A useful predicate is one that collects up all subterms. You can use this for example to determine which lists to compute the length of. Without this blocking predicate, datalog would compute the length of all lists, which is not what you want.

.type IntList = Nil {} | Cons {hd : number, tl : IntList}
.type BinTree = Empty {} | Leaf {n : number} | Node {left : BinTree, right : BinTree}

.decl list(l : IntList)
list(tl) :- list($Cons(_hd,tl)).
.decl bintree(b : BinTree)
bintree(left), bintree(right) :- bintree($Node(left,right)).

.decl length(l : IntList, n : unsigned)
length($Nil(), 0).
length(l, n + 1) :- list(l), l = $Cons(_hd,tl), length(tl, n).

.output length(IO=stdout)

Autoinc and Skolemization

It is very tempting and operationally simple to use the autoinc() feature, which maintains a mutable counter that increments by one every time you call it. This is really problematic with regards to the declarative semantics of datalog. You get different results depending on the order and how many times you execute rules.

It is almost universally better to use ADTs instead of autoinc(). The reason this is so is that you can replace the id with a term that holds the reasons you thought you needed a new id. Then, if the same reasons apply again, it will produce the same term. This same term will not make a new duplicate entry in the database, because datalog is manipulating sets, whereas autoinc would produce a fresh number and that would produce an essentially duplicate record. It is quite hard to get autoinc to terminate ever, and even worse it produces a lot of junk.
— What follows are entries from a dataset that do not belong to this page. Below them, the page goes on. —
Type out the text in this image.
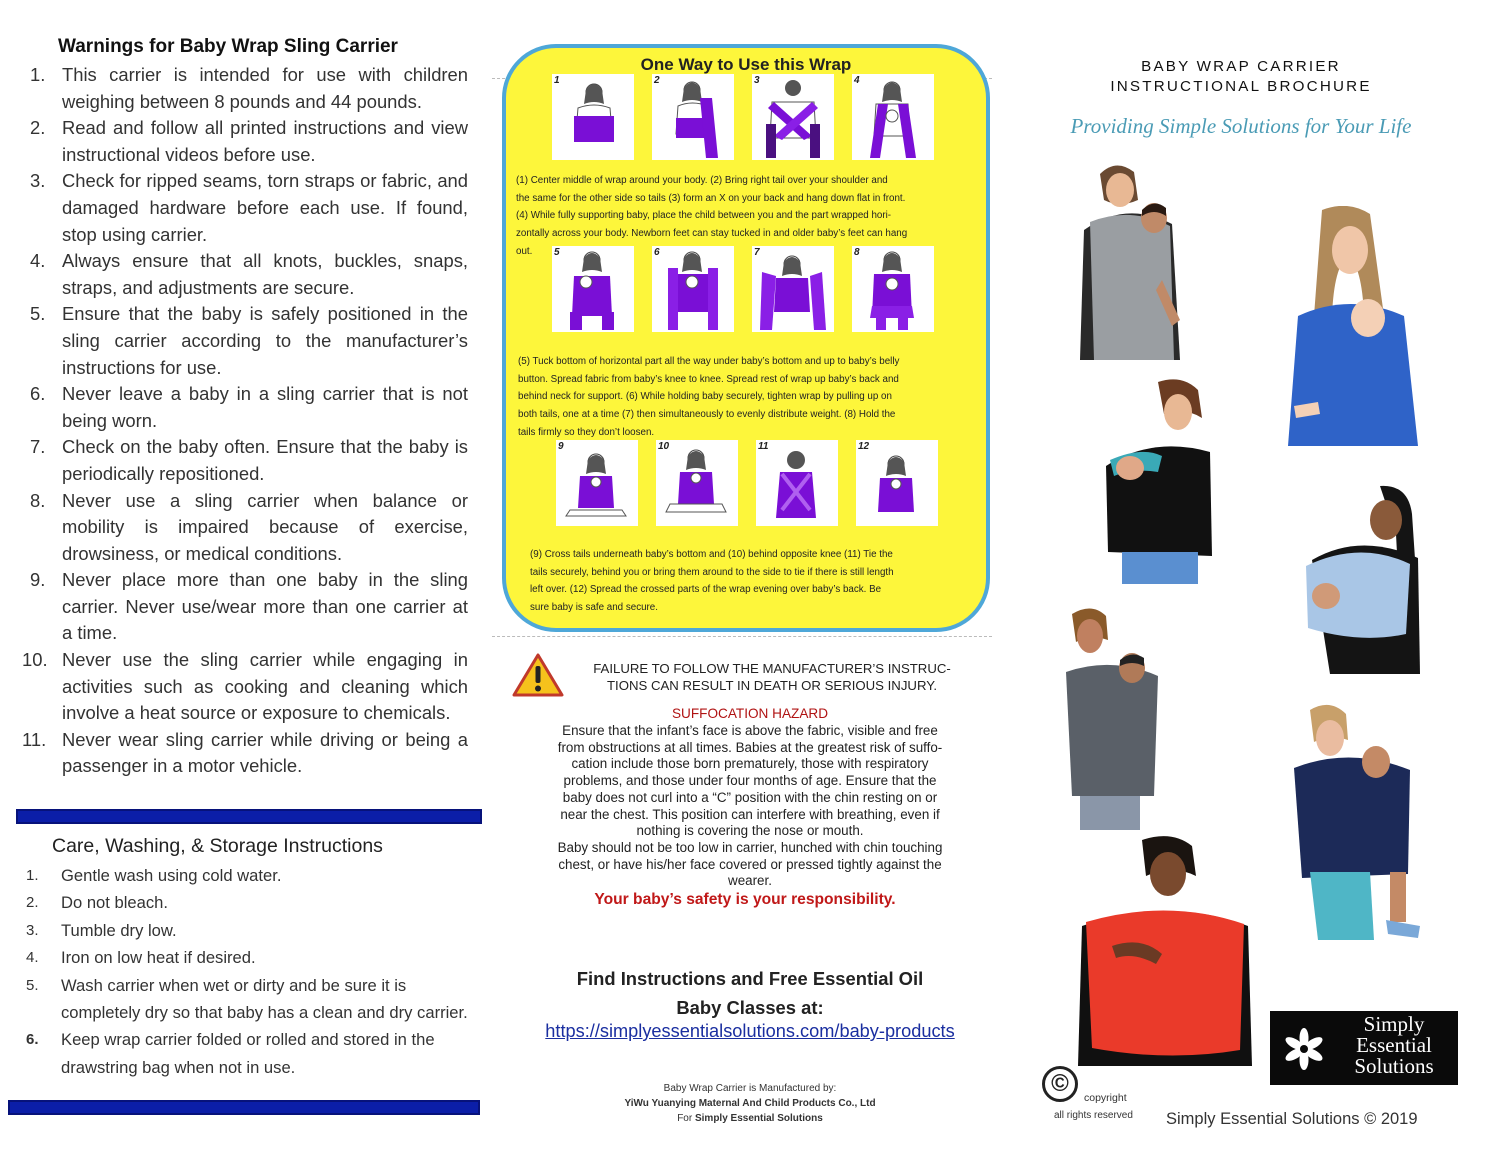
Warnings for Baby Wrap Sling Carrier
1. This carrier is intended for use with children weighing between 8 pounds and 44 pounds.
2. Read and follow all printed instructions and view instructional videos before use.
3. Check for ripped seams, torn straps or fabric, and damaged hardware before each use. If found, stop using carrier.
4. Always ensure that all knots, buckles, snaps, straps, and adjustments are secure.
5. Ensure that the baby is safely positioned in the sling carrier according to the manufacturer’s instructions for use.
6. Never leave a baby in a sling carrier that is not being worn.
7. Check on the baby often. Ensure that the baby is periodically repositioned.
8. Never use a sling carrier when balance or mobility is impaired because of exercise, drowsiness, or medical conditions.
9. Never place more than one baby in the sling carrier. Never use/wear more than one carrier at a time.
10. Never use the sling carrier while engaging in activities such as cooking and cleaning which involve a heat source or exposure to chemicals.
11. Never wear sling carrier while driving or being a passenger in a motor vehicle.
Care, Washing, & Storage Instructions
1.	Gentle wash using cold water.
2.	Do not bleach.
3.	Tumble dry low.
4.	Iron on low heat if desired.
5.	Wash carrier when wet or dirty and be sure it is completely dry so that baby has a clean and dry carrier.
6.	Keep wrap carrier folded or rolled and stored in the drawstring bag when not in use.
One Way to Use this Wrap
1	2	3	4
(1) Center middle of wrap around your body. (2) Bring right tail over your shoulder and
the same for the other side so tails (3) form an X on your back and hang down flat in front.
(4) While fully supporting baby, place the child between you and the part wrapped hori-
zontally across your body. Newborn feet can stay tucked in and older baby’s feet can hang
out. 5	6	7	8
(5) Tuck bottom of horizontal part all the way under baby’s bottom and up to baby’s belly
button. Spread fabric from baby’s knee to knee. Spread rest of wrap up baby’s back and
behind neck for support. (6) While holding baby securely, tighten wrap by pulling up on
both tails, one at a time (7) then simultaneously to evenly distribute weight. (8) Hold the
tails firmly so they don’t loosen.
9	10	11	12
(9) Cross tails underneath baby’s bottom and (10) behind opposite knee (11) Tie the
tails securely, behind you or bring them around to the side to tie if there is still length
left over. (12) Spread the crossed parts of the wrap evening over baby’s back. Be
sure baby is safe and secure.
FAILURE TO FOLLOW THE MANUFACTURER’S INSTRUC-
TIONS CAN RESULT IN DEATH OR SERIOUS INJURY.
SUFFOCATION HAZARD
Ensure that the infant’s face is above the fabric, visible and free
from obstructions at all times. Babies at the greatest risk of suffo-
cation include those born prematurely, those with respiratory
problems, and those under four months of age. Ensure that the
baby does not curl into a “C” position with the chin resting on or
near the chest. This position can interfere with breathing, even if
nothing is covering the nose or mouth.
Baby should not be too low in carrier, hunched with chin touching
chest, or have his/her face covered or pressed tightly against the
wearer.
Your baby’s safety is your responsibility.
Find Instructions and Free Essential Oil
Baby Classes at:
https://simplyessentialsolutions.com/baby-products
Baby Wrap Carrier is Manufactured by:
YiWu Yuanying Maternal And Child Products Co., Ltd
For Simply Essential Solutions
BABY WRAP CARRIER
INSTRUCTIONAL BROCHURE
Providing Simple Solutions for Your Life
Simply
Essential
Solutions
©
copyright
all rights reserved Simply Essential Solutions © 2019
Egglog is also intimately based around the concept of datatypes. There are a number of differences from souffle's treatment

  1. Datatypes are open. You can add new constructors. In fact, egglog's notion of datatype is not currently distinct from egglog's notion of function.
  2. Datatypes are searchable. Souffle does not store flattened ADTs as regular tables. Instead it uses a record storing hash table. The only way this hash table can be queried is by dereferencing a record id, or giving the table a record to produce an id. Partially filled in records as queries are not a thing. You can manually reflect into indexing tables if you like. This is a common technique.
  3. Egglog's "record ids" are not stable over time. They change as the equality relation discovers new relationships.
(datatype Expr (Add Expr Expr) (Lit i64))